Q. You wrote your novels while running a highly successful consultancy. How can having a hobby help improve a professional’s business life?

A. For me, taking an active interest in writing, cricket, rugby, scuba-diving, reading, teaching at universities and generally being curious about everything brings with it the opportunity to understand a breadth of other perspectives, ways of looking at the world, lessons from history and different disciplines in science and literature. A mix of hobbies and passions that you pursue vigorously makes you more informed, more willing to take diverse viewpoints and consider alternatives. Psychological research, set out in my book Big Change, demonstrates that this drives better mutual understanding between people, enhances innovation as well as problem-solving, and leads to higher quality decisions and improved commitment to them.

Q. You are dubbed the “CEO Whisperer”. Can you explain what this means?

A. Some years ago, an American client used this phrase during a session I was running on how CEOs think about their role, how they make decisions, what they worry about and what their underlying fears are. The sobriquet stuck! Halfway through my career as a management consultant, I discovered that I was very comfortable meeting and talking to CEOs. Whereas most of my colleagues were nervous and profoundly uncomfortable standing to-to-toe with a CEO, I loved both the challenge and the bandwidth of issues that CEOs have to deal with. In due course, I started to specialise in ‘how to be a better CEO’—whether the issue was strategy, personal development, team building, organisational structure or the universal week-to-week strains of handling powerful senior individuals in an executive team. Contrary to received wisdom, top teams in the corporate world are not packed with team-players! You don’t get to the top of a business unless you are driven by a need for power, more self

interested than not and very assertive, even aggressive. The challenge for CEOs is how to use these underlying psychological traits in their executive committee to make it a high-performing team. No easy task, but very valuable if you succeed.

Q. You have launched your own publishing house, Xiphax Press, to release your novels. What has been the greatest challenge, and the most rewarding part, of this process?
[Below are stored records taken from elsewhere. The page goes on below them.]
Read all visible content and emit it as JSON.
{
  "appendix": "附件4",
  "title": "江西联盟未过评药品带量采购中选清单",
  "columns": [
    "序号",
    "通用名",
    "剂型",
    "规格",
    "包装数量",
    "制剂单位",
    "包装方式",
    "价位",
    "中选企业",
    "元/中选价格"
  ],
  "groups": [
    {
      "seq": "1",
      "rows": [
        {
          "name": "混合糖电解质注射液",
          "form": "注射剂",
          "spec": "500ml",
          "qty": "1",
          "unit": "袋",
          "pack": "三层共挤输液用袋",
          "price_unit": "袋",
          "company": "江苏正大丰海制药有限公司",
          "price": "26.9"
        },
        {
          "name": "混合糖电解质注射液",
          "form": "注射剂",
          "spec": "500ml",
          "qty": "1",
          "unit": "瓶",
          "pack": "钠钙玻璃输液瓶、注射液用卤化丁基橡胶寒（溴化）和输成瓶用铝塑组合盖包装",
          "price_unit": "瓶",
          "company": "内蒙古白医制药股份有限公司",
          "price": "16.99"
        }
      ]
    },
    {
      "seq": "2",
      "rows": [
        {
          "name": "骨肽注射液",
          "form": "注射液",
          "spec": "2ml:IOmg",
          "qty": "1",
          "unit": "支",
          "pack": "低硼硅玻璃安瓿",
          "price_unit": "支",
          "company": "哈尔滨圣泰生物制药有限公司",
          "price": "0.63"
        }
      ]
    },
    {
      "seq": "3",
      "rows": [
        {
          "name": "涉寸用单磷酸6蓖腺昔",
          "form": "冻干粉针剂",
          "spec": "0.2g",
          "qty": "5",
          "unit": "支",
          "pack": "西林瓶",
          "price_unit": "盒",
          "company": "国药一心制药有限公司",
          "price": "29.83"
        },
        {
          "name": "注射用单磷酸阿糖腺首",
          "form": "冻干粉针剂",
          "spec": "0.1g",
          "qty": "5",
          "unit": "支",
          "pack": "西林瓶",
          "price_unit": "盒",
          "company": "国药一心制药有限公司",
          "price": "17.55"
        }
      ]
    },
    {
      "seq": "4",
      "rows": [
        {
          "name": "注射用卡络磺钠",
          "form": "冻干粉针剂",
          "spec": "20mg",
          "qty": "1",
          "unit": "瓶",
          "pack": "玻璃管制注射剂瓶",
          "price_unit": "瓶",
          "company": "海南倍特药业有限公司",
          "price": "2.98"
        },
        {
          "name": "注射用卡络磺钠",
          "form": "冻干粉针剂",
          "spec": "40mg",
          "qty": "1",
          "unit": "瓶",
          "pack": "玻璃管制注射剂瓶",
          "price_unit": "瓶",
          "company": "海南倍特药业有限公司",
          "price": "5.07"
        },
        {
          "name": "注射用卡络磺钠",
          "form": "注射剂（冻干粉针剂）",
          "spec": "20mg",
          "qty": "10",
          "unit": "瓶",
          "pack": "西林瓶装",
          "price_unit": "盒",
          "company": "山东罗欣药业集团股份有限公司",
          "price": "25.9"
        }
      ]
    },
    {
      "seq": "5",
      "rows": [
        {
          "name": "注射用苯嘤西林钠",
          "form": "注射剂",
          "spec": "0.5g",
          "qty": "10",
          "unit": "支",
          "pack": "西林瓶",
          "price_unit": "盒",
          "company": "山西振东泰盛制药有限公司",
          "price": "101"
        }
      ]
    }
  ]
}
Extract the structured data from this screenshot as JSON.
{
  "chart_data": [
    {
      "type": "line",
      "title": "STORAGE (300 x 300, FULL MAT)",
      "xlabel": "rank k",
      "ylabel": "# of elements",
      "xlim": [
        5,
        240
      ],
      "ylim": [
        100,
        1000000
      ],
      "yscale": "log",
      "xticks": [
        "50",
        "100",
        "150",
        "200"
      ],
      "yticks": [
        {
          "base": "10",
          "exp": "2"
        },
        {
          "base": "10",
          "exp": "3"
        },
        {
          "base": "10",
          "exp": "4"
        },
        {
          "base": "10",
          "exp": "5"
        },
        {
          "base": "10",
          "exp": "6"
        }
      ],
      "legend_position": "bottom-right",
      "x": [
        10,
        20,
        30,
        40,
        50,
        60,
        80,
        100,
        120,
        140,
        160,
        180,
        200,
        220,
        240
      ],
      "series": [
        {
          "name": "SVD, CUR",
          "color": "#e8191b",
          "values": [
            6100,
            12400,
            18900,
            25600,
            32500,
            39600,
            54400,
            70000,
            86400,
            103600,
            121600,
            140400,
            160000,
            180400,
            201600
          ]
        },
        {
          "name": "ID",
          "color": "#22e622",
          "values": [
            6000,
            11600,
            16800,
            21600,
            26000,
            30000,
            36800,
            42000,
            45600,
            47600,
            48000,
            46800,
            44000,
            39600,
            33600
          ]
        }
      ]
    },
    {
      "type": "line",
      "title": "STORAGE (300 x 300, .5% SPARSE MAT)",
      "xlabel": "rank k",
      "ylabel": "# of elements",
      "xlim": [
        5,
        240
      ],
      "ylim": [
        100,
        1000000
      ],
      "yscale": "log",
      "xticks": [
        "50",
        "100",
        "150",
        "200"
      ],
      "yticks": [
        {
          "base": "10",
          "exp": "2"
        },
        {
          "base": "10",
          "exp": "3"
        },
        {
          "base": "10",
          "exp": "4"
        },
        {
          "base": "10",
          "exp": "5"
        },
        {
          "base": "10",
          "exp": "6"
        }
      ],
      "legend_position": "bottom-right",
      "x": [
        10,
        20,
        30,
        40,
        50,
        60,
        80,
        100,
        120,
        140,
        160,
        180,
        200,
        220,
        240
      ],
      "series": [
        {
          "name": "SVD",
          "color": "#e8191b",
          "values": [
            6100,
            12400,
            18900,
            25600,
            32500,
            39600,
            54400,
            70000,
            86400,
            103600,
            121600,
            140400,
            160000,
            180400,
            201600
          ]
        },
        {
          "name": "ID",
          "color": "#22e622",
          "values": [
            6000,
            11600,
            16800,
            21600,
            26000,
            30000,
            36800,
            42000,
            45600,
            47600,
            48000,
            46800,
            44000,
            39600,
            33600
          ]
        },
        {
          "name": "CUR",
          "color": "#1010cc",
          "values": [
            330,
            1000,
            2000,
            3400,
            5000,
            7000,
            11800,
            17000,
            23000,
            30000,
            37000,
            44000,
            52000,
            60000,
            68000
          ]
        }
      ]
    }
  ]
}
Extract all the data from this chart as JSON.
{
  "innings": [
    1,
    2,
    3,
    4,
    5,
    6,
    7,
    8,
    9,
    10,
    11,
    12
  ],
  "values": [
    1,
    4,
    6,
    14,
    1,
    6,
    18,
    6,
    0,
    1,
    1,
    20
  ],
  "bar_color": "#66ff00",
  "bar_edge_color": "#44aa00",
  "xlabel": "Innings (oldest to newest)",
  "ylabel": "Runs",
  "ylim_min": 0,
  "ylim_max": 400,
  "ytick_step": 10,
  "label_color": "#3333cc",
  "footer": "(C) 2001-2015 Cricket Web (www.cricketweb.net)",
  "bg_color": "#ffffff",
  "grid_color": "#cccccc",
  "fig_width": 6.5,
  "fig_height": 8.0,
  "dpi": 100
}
A. Initially, creating my own publishing house seemed like a step into the unknown. After all, my experience of publishing until then involved the big global publishing firms who did everything for me once I handed over the manuscript: copy editing, typesetting, cover design, cover size and content on back, front and spine, marketing and distribution. The advent of online book buying and, especially, Amazon changed all that and their innovation has prompted huge new channels for distributing books globally. What I discovered was that building my own publishing house was very similar to running an advisory business: you need to learn how to do new things—some technical, some creative. You also have to get in the right people to help—just as you do in any firm. For me, the most rewarding aspect is hearing about the impact on my readers, those who become great fans and those who want to send suggestions or questions about characters or storyline. Their views are stimulating to my creativity.